Papo de Bamba: Crítica social como mote do Carnaval politizado

Uma das escolas precursoras com temas em sequência é a São Clemente, que completa sessenta anos neste ano

Carlos Mariano Filho
Neste ano, a escola de samba São Clemente completa sessenta anos de história. Oriunda do tradicional bairro da zona sul do Rio de Janeiro, Botafogo, essa simpática agremiação carnavalesca foi fundada no dia 25 de outubro de 1961. Apadrinhada pela minha querida Unidos de Vila Isabel, tinha as cores azul e branca em sua bandeira. Mas, por iniciativa de um dos seus fundadores, Ivo da Rocha Gomes, em acordo com outros bambas da escola, as cores do seu pavilhão foram mudadas para preto e amarelo. Ivo, assistindo no Maracanã a uma partida de futebol entre o seu Fluminense contra o grande time uruguaio Penharol, ficou encantado com a inusitada combinação de cores da camisa do clube portenho: preto e amarelo.

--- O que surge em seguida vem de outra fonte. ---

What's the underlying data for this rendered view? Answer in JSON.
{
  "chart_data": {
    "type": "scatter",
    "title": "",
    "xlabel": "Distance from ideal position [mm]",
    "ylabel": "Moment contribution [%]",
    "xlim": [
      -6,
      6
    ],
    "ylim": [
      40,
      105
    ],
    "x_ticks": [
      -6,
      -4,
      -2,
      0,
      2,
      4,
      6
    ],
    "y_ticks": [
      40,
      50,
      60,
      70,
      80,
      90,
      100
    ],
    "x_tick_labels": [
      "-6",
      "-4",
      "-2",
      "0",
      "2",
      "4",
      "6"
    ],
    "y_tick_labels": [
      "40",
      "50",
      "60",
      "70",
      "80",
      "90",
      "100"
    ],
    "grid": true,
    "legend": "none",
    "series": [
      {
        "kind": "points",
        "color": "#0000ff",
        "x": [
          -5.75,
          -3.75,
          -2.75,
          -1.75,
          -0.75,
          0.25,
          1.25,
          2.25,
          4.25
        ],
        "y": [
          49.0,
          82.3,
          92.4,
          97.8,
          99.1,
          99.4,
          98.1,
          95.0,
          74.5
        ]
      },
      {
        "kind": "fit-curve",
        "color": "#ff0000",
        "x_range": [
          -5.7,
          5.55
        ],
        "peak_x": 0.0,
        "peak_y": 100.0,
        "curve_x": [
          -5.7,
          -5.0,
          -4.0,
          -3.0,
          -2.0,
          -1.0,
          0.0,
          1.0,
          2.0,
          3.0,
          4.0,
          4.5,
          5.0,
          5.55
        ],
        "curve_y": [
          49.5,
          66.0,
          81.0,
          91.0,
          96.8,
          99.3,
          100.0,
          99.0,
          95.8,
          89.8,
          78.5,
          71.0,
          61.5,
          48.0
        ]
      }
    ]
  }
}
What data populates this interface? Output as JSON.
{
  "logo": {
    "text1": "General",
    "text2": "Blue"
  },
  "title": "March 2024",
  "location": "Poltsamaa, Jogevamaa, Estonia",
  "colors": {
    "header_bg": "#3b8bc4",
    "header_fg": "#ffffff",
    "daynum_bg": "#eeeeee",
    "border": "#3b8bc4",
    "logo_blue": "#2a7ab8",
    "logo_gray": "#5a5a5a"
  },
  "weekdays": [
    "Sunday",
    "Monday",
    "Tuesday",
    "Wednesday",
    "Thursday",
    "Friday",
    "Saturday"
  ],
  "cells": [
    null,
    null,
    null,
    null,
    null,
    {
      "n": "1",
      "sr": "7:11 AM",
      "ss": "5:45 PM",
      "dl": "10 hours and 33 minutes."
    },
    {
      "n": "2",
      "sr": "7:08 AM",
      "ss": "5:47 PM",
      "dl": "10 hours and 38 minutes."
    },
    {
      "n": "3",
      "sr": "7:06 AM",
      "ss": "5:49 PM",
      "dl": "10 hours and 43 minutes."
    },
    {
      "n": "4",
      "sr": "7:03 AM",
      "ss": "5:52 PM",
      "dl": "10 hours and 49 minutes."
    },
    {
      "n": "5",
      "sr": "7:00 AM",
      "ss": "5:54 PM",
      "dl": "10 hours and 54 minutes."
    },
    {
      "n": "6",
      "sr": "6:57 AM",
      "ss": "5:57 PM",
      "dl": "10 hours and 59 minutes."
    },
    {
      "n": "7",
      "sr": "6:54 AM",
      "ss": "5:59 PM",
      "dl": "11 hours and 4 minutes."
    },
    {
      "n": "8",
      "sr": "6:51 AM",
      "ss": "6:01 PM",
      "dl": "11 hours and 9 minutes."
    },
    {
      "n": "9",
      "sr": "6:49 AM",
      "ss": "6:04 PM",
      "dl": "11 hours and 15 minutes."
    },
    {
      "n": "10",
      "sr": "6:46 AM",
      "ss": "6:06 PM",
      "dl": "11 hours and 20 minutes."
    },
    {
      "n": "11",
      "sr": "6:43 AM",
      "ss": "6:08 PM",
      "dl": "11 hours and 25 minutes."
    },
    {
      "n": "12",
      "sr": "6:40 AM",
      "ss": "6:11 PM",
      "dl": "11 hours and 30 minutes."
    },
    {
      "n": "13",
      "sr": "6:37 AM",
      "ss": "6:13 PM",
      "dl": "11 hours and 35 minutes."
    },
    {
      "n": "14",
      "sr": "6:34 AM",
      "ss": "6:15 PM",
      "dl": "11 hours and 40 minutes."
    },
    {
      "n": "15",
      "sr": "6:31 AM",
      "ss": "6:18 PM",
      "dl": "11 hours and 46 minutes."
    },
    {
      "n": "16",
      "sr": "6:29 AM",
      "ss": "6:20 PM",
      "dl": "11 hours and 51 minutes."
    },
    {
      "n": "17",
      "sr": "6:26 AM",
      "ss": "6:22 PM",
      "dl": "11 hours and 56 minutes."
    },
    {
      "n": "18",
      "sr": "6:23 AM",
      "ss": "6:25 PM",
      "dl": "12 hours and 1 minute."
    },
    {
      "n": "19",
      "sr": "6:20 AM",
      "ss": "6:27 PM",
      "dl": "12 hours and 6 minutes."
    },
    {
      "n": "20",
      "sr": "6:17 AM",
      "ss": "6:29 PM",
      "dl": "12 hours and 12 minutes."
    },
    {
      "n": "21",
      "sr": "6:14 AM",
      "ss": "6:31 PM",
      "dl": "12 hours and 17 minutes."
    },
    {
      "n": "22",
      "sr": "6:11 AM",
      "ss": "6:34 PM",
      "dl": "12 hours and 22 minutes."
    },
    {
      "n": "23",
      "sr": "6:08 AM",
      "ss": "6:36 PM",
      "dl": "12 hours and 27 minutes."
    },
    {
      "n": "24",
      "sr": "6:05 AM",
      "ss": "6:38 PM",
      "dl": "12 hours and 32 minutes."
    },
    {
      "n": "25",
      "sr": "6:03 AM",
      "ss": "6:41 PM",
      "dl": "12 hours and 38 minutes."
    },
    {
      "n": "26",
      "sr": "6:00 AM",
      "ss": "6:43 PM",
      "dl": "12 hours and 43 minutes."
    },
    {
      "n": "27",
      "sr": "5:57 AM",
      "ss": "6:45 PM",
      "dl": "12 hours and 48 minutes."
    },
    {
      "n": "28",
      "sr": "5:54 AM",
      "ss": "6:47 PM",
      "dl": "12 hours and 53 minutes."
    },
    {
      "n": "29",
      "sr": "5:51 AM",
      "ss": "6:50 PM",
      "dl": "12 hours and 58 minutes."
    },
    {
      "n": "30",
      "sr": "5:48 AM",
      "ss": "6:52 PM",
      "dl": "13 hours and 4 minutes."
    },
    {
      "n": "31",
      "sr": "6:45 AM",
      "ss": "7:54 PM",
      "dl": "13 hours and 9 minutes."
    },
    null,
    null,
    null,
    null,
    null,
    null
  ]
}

Durante as décadas de 1960 e 1970, a São Clemente ficou boa parte dos anos desfilando nos grupos de acessos intermediários. A exceção foi o carnaval de 1967, quando integrou pela primeira vez o grupo 1 carioca (que hoje chama-se grupo especial), estando entre as grandes escolas de samba. Com o enredo “Festas e tradições populares do Brasil”, a escola, infelizmente, não teve um bom desempenho na pista, ficando nas últimas colocações e, assim, sendo rebaixada para o grupo de acesso.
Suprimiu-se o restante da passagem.